A joint audit is different from a dual audit, where a dual audit is performed by two independent auditors issuing their own separate reports, which are then used by another auditor that ultimately reports on the entity as a whole. Since the audit reform in 2014 in Europe, joint auditing is encouraged but not obligated by the law. In combination with mandatory rotation it's effective to diversify the audit market. In France the joint audit system is obligated by law for PIE's.

==Uses==
Joint audits are used internationally, including in India, Denmark, Germany, Switzerland and the UK. In France, joint audit became a legal requirement in 1966, while in South Africa, a joint audit is mandatory for firms operating in the financial services sector.
In the United States, a joint audits are performed by the Internal Revenue Service (IRS) by using various specialists and agents simultaneously in a single tax audit. The state of Maryland has a joint audit committee, composed of members of the State House of Representatives and State Senate, responsible for reviewing the legislative audit.

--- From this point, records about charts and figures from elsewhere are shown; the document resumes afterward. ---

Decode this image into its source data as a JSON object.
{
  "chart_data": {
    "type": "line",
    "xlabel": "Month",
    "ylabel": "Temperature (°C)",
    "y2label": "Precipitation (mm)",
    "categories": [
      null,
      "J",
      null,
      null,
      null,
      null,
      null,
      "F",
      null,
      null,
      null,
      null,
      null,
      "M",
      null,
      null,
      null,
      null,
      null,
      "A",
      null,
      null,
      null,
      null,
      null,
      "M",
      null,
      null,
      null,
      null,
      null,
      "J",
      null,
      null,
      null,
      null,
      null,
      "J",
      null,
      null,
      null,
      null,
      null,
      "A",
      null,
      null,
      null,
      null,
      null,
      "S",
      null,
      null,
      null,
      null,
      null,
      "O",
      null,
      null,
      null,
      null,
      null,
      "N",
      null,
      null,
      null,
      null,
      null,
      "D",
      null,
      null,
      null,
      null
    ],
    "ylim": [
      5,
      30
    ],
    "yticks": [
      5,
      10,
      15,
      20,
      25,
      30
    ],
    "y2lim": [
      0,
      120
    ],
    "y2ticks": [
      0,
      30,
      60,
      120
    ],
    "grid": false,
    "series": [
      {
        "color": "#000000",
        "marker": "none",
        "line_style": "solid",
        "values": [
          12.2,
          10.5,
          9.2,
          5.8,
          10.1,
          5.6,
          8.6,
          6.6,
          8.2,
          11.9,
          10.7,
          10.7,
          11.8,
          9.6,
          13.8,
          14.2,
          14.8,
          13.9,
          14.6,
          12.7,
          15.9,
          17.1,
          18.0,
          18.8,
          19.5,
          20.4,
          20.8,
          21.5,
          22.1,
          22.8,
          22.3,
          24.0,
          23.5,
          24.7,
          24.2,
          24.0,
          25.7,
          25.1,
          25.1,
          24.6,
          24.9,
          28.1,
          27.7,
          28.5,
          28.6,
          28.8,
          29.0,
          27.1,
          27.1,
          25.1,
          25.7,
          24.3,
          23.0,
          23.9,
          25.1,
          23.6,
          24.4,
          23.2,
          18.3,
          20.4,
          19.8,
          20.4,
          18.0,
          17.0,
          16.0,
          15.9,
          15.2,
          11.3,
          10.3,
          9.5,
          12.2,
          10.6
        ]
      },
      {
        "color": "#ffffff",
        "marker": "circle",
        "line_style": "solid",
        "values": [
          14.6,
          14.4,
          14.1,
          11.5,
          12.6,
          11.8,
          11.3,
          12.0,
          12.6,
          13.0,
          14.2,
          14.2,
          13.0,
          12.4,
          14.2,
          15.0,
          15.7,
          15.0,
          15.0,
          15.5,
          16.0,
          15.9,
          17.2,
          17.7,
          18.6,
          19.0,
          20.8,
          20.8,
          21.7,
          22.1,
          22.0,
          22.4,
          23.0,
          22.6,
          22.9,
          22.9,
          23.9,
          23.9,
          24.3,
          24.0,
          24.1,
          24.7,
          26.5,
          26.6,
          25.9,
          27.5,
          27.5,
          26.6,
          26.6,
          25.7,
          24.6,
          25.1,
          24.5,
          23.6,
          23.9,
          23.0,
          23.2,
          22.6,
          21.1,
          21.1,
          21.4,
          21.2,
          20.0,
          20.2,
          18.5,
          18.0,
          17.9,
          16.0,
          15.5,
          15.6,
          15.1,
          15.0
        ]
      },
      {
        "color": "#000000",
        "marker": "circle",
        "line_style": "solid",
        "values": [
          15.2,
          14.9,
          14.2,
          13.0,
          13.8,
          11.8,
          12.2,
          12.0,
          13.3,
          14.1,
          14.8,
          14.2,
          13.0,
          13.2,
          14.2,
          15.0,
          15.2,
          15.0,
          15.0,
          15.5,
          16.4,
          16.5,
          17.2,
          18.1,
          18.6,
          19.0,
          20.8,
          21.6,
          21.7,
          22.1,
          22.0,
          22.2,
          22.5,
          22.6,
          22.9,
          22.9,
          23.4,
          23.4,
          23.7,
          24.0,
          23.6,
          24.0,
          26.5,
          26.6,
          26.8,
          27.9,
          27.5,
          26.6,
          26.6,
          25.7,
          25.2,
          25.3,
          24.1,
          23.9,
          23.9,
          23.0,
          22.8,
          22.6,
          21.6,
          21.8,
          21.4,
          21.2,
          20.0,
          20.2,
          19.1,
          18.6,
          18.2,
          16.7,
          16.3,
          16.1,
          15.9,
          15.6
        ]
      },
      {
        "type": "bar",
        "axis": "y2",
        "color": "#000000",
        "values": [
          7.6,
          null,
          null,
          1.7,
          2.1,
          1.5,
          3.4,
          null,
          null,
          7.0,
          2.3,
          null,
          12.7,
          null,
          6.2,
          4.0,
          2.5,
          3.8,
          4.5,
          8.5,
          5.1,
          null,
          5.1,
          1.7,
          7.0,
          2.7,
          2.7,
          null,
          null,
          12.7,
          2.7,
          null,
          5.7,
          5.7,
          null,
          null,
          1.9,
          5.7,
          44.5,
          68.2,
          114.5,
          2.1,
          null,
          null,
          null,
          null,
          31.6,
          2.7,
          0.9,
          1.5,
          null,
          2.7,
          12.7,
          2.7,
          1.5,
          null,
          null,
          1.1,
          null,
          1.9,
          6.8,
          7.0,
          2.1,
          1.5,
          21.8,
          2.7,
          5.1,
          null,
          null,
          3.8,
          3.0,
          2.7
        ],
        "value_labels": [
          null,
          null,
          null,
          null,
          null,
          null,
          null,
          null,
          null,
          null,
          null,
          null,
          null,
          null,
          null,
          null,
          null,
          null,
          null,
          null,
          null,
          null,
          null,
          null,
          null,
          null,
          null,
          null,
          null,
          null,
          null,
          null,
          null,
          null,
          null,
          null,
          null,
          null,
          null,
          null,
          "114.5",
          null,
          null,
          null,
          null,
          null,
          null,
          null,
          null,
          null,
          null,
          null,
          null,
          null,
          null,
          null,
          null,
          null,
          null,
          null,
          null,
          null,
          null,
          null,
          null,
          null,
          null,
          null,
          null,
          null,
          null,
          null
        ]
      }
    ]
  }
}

==Auditor competence and independence==
Joint audit addresses two underlying principles of audit quality: auditors’ competence and independence. It enables a benchmarking of audit approaches and affords audit committees the opportunity to pick and choose the best local firms from within two global audit networks. Audit committees and investors have additional assurance that the audit opinion with which they are presented is complete. A joint audit allows rotation of audit firms, and retains knowledge and understanding of group operations in a way that minimizes the disruption caused when a single audit firm is changed. The rotation of audit firms is equally likely to mitigate the risk of over familiarity. Two firms can also stand stronger together against aggressive accounting treatments. In this way, joint audit effectively becomes a guardian for audit quality. The benchmarking that takes place between the two firms raises the level of service quality. In India, members of the company has the liberty to choose joint auditors.

==Market competition==
A joint audit has a further benefit in that it can encourage more competition between audit firms. Despite the fact that two Big Four firms can still be used on a joint audit, there is an opportunity for companies to be more willing to engage other firms in the process. The Big Four then becomes the best seven or eight, as more firms are given the opportunity to demonstrate their capabilities, while clients can retain a Big Four signature where they feel it is needed. A recent report produced by consultants London Economics for the European Commission highlighted that France and Denmark (two countries with joint audits) are the two least concentrated audit markets in Europe.

Some critics believe that it is difficult for two firms, who outside of the joint audit are competitors, to easily co-operate with each other during the audit. The degree of co-operation, and its effectiveness, is essentially down to the spirit in which the two audit firms approach the joint audit. If they approach the audit with a willingness to work together to provide a company's shareholders with what they truly value – namely confidence in the financial position of the company in which they are investing – communication will not be a problem. If they favour competition over collaboration, the outcome is poor.

==Costs==
Increased costs is the most commonly cited objection to joint audits. Joint audit adds approximately 10% to audit time, mostly at the highest levels of the audit team (managers and partners). In the longer term, it could bring about a reduction in audit costs as a result of (1) increased market competition, and (2) benchmarking of prices and efficiencies between the two joint auditors by the Audit Committee of the audited organization.

Joint audit delivers increased reporting on audit time and rates applied across the group. A recent comparative analysis of audit fees between Germany and France shows that companies with joint audit pay significantly less for their audit than companies without joint audit.

Joint audit increases time spent by the senior staff on the audit team, and the senior management of the group or organization.

==Joint Audit (Tax)==
A joint tax audit is the examination of a business or individual tax return by a common audit team with members of two or more States examining cross-border tax situations as one tax audit to gain a uniform actual and legal assessment concerning this situation.